Les pertes fiscales accumulées (BINs) constituées par de nombreuses entreprises au cours de la période 2020-2021 continuent d’être compensées, sous réserve du plafond de 70 % du résultat fiscal avant compensation pour les groupes dont le chiffre d’affaires se situe entre 20 et 60 millions d’euros (50 % pour les groupes dépassant 60 millions d’euros). Cette restriction allonge le calendrier de récupération fiscale pour les entreprises disposant de positions de pertes significatives.
TVA intracommunautaire : OSS, IOSS et nouvelles règles pour les plateformes numériques
Depuis la réforme de 2021, le système One Stop Shop (OSS) permet aux entreprises vendant des biens ou fournissant des services numériques à des consommateurs finaux dans d’autres États membres de l’UE de déclarer et payer la TVA correspondante dans un seul État membre (l’Espagne, si c’est leur lieu d’établissement). En 2025, les obligations des plateformes numériques agissant en tant qu’intermédiaires dans la vente de biens de tiers sont pleinement intégrées : elles sont considérées comme « fournisseurs présumés » et doivent collecter et reverser la TVA directement.

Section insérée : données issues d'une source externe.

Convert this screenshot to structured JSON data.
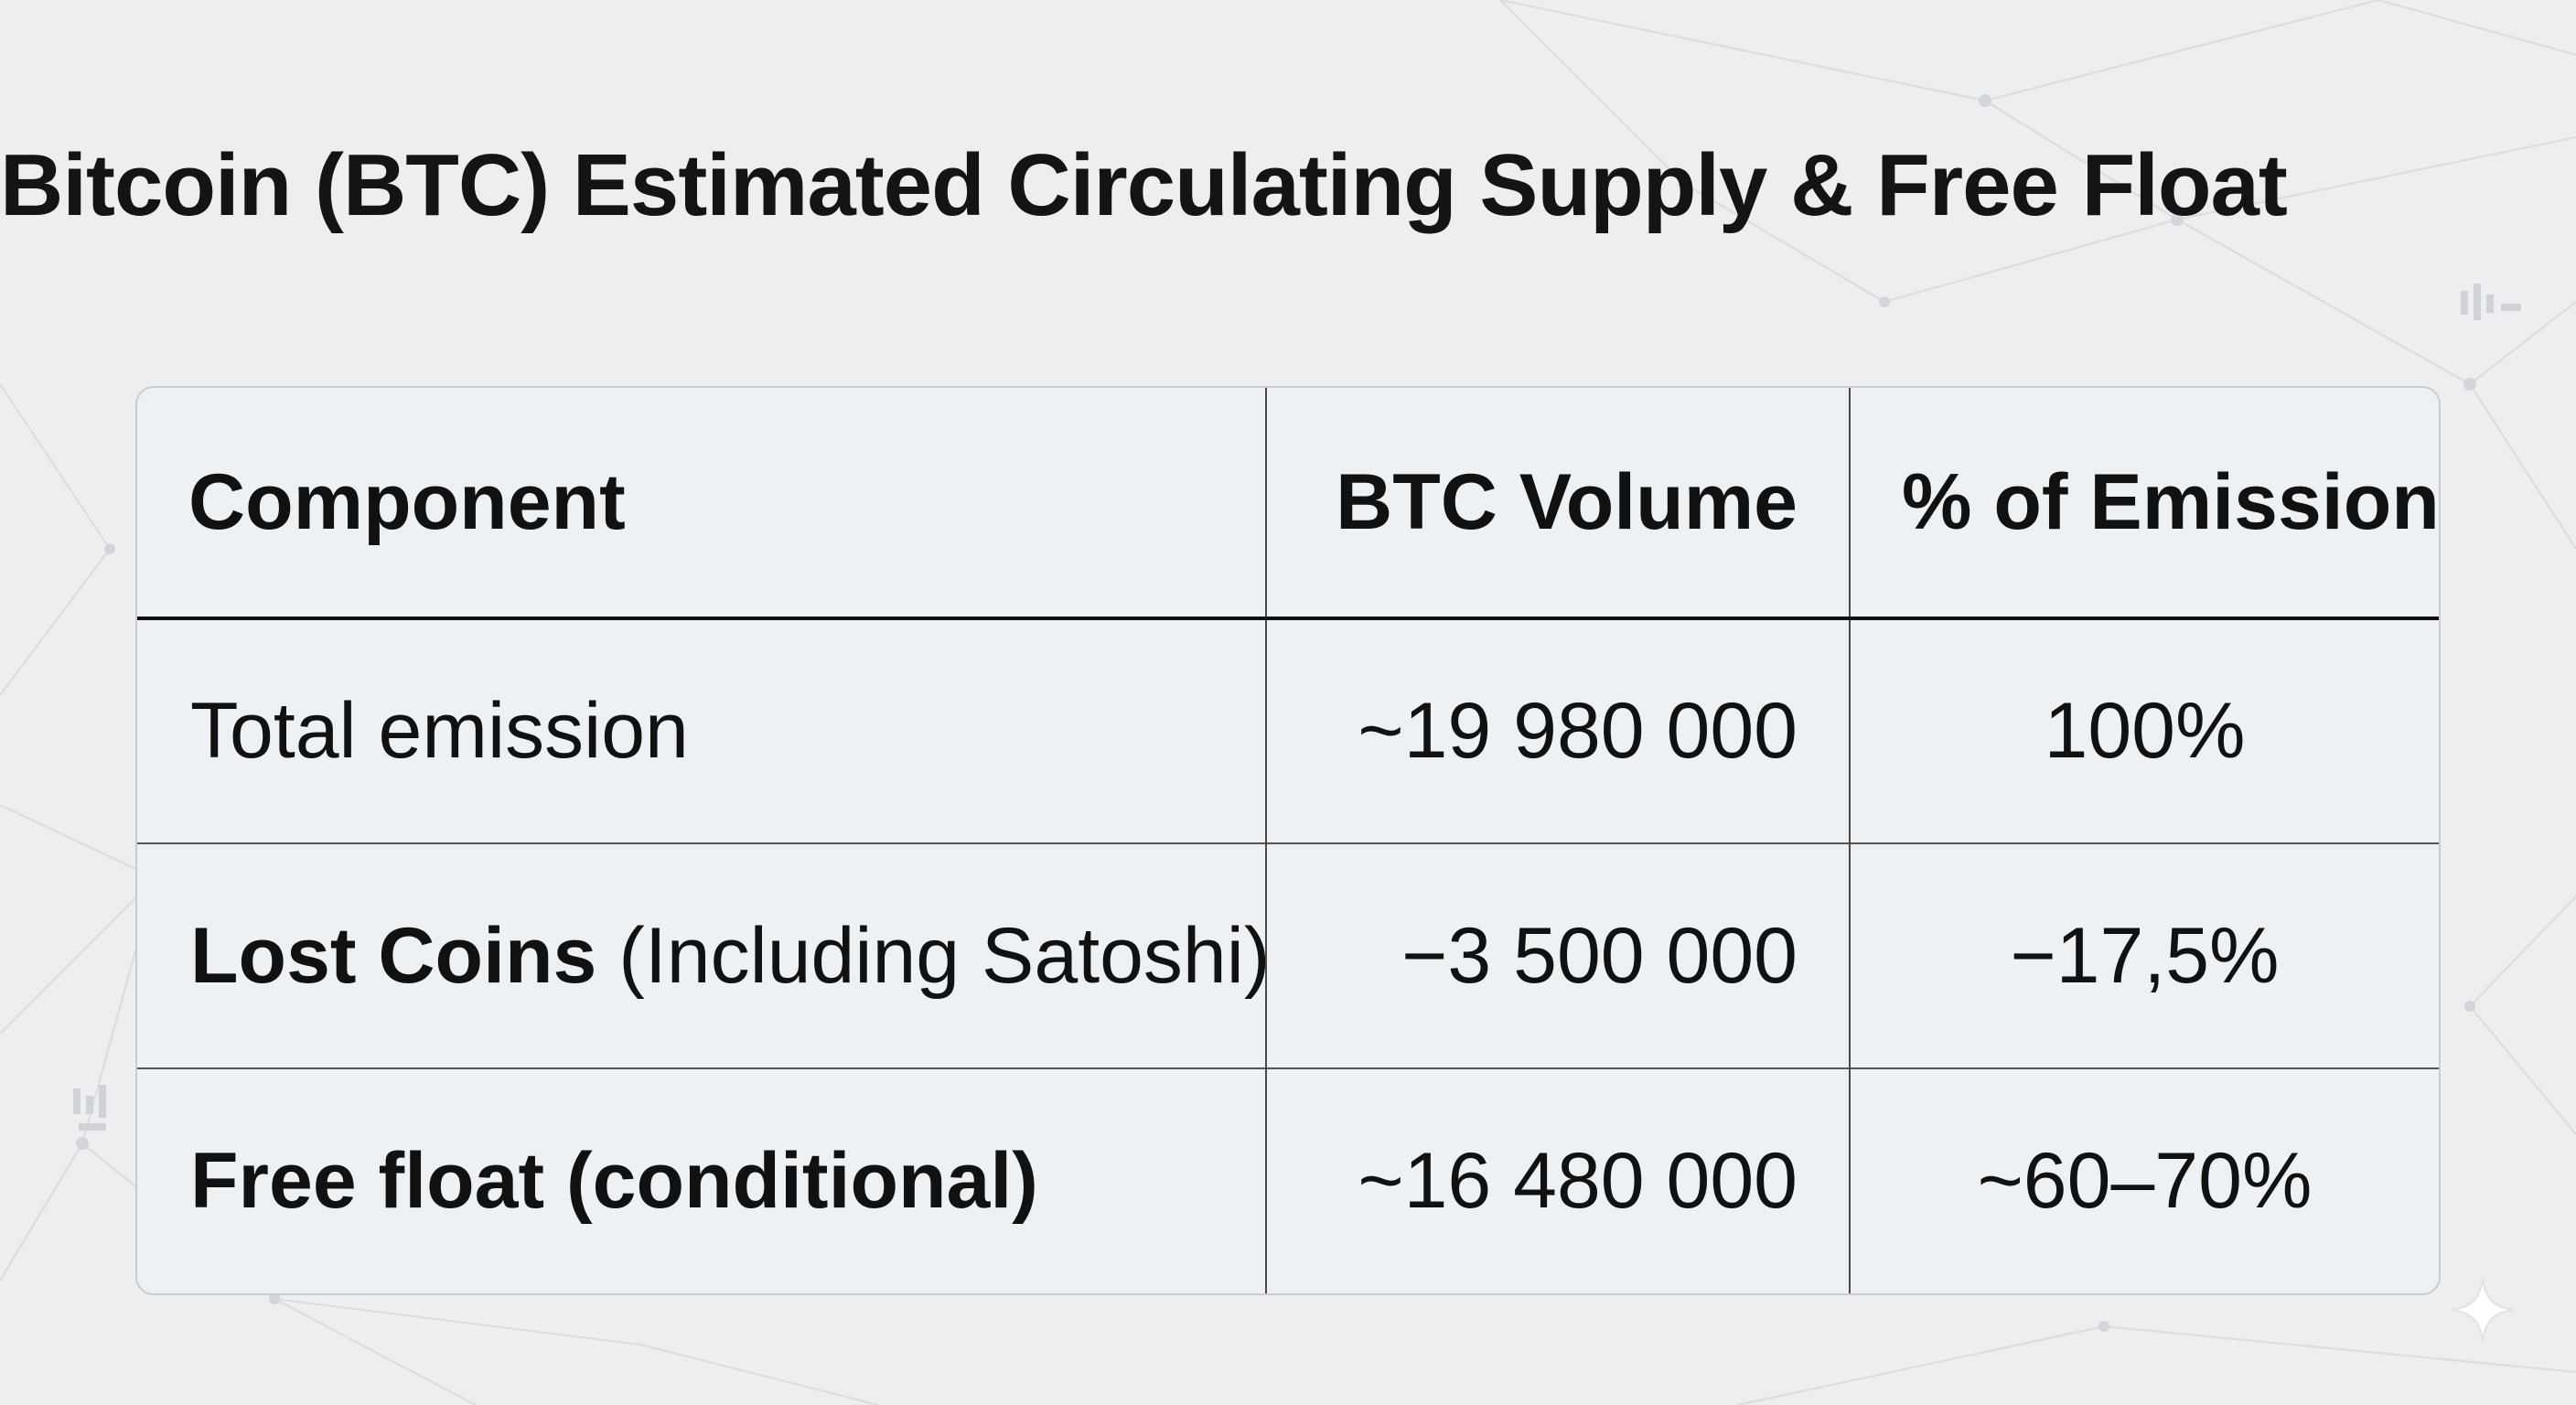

Pour les places de marché et les plateformes de commerce électronique opérant au sein de l’UE, cela implique de revoir les accords contractuels avec les vendeurs, d’adapter les flux de facturation et de s’assurer que la TVA est correctement collectée et déclarée dans chaque juridiction de destination.
Impôt sur le revenu des personnes physiques et cotisations sociales
La principale modification de l’IRPF pour 2025 est une augmentation de la réduction pour revenus du travail applicable aux revenus faibles et intermédiaires, conformément à l’engagement du Gouvernement de réduire la charge fiscale des travailleurs percevant moins de 22 000 €. Le minimum personnel et familial est également actualisé d’un pourcentage indexé sur l’IPC.

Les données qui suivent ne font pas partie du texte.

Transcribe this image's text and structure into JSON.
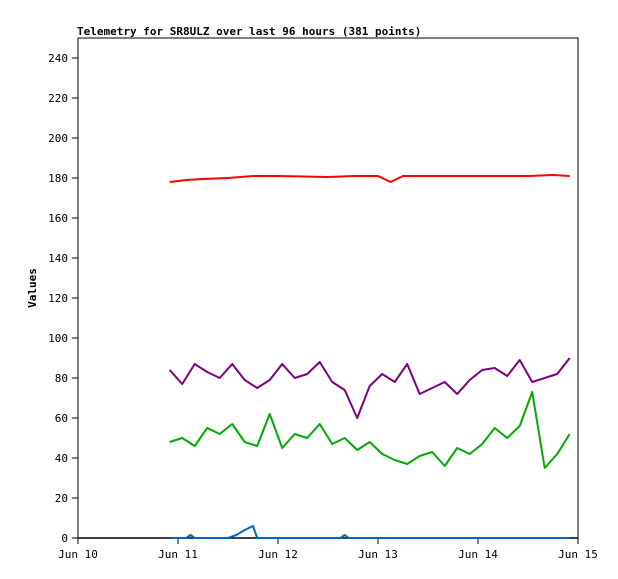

En matière de cotisations sociales, la base maximale de cotisation pour les travailleurs à revenus élevés continue d’augmenter en application de la Loi 21/2021 sur le maintien du pouvoir d’achat. Les travailleurs indépendants ayant opté en 2023 pour le nouveau système de cotisation sur le revenu réel achèveront en 2025 la régularisation des cotisations versées en 2024, avec d’éventuels remboursements ou compléments de paiement en fonction du revenu définitif déclaré.
Régime de consolidation fiscale : critères actualisés
L’AEAT a publié de nouvelles lignes directrices interprétatives sur l’application du régime de consolidation fiscale dans les groupes à structures matricielles complexes, affectant en particulier les critères d’inclusion ou d’exclusion des entités détenues indirectement et le traitement des opérations intragroupe soumises aux règles de prix de transfert. Les groupes n’ayant pas réexaminé leur périmètre de consolidation au cours des deux dernières années devraient procéder à cette révision avant la clôture de l’exercice fiscal 2025.
Échéances fiscales clés pour 2025
Les obligations formelles suivent leur calendrier habituel : TVA trimestrielle (20 avril, 20 juillet, 20 octobre et 30 janvier 2026), impôt sur les sociétés (25 juillet pour les groupes ayant un exercice fiscal correspondant à l’année civile), déclarations de retenues à la source sur l’IRPF (mensuelles pour les grandes entreprises, trimestrielles pour les autres). L’ajout notable au calendrier de janvier concerne les nouveaux modèles d’information sur les crypto-actifs.